Malgré les troubles politiques en Sierra Leone, les religions coexistent harmonieusement. Le Carême chrétien et le Ramadan musulman coïncidant cette année, les fidèles célèbrent leurs fêtes ensemble dans la paix.
« Il n’y a aucun problème entre nos religions. Les chrétiens observent leurs rites, et nous aussi. Nous appartenons à la même communauté ; ils ont leurs églises et nous avons nos mosquées. Ils ne nous dérangent pas dans nos mosquées, et nous ne les dérangeons pas dans leurs églises », a déclaré le cheikh Sillah, imam en chef de la mosquée Rahman (III).
Saidu Saccoh Kargbo se prépare à observer le Carême. Cette période de jeûne de 40 jours est l’un des moments les plus importants du calendrier chrétien, préparant les fidèles à la célébration de Pâques.

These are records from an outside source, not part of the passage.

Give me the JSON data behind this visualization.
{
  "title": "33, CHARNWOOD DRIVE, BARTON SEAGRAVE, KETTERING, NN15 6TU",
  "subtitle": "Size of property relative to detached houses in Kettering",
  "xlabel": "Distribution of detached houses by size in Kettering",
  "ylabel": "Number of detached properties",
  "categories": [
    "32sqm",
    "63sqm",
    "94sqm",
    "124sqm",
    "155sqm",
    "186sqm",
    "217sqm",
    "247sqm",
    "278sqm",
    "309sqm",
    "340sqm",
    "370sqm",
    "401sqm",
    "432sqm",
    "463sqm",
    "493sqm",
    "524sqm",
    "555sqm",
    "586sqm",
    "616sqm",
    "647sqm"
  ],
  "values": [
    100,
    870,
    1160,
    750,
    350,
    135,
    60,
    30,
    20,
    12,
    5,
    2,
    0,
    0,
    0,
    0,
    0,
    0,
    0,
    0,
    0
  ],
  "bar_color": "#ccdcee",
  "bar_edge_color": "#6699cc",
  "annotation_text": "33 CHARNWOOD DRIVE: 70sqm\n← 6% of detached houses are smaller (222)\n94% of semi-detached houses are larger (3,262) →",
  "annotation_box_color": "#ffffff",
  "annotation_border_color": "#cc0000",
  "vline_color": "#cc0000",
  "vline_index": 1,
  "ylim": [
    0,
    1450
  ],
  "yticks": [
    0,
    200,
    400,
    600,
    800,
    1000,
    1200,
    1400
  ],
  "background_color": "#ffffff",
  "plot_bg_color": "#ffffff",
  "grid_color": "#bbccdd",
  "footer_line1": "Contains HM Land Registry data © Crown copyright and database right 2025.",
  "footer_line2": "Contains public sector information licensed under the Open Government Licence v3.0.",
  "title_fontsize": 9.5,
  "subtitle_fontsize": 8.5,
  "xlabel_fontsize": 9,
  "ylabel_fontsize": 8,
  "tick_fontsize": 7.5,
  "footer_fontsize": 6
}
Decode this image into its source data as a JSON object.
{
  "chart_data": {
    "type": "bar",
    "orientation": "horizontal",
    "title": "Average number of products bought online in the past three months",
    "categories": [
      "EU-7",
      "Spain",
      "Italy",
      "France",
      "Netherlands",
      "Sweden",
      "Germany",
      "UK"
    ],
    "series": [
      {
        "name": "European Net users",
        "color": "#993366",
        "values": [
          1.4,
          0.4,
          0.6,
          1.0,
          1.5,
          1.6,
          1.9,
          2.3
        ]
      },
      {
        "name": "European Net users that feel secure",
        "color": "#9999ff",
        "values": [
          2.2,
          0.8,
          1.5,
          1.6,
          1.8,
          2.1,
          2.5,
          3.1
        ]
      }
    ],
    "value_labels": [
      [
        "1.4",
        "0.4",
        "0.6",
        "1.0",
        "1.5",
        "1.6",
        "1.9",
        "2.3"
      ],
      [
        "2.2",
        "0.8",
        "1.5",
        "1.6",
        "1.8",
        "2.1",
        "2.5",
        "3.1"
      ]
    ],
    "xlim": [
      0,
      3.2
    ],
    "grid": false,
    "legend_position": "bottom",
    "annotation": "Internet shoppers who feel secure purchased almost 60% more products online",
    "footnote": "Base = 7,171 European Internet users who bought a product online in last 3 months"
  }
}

Cependant, tous les membres de la famille de Kargbo ne jeûneront pas avec lui pour cette même occasion religieuse. Isatu Kamara, l’un des petits-enfants de Kargbo, observe quant à lui le Ramadan.
Cette diversité religieuse au sein d’une même famille ne pose cependant aucun problème en Sierra Leone, où vivent Kargbo et ses proches.
« J’ai des amis musulmans qui m’apportent du porridge pour l’Iftar, même si je ne jeûne pas pendant le Ramadan. De même, à Noël, ma femme cuisine et partage un repas avec nos voisins », explique Kargbo.
Bien que le pays soit divisé par des clivages politiques, les différentes confessions coexistent harmonieusement.
« Un moment comme celui-ci, où Dieu nous permet de célébrer simultanément ces mois sacrés en tant que musulmans et chrétiens, nous remplit de joie et renforce nos liens », déclare le père Thomas Aloma Gogra, curé de la paroisse de la Sainte-Croix à Kissy.
Les statistiques du gouvernement national datant de 2020 montrent que 77 % de la population de la Sierra Leone est musulmane, 22 % chrétienne et environ 2 % pratique l’animisme ou une autre forme de religion traditionnelle.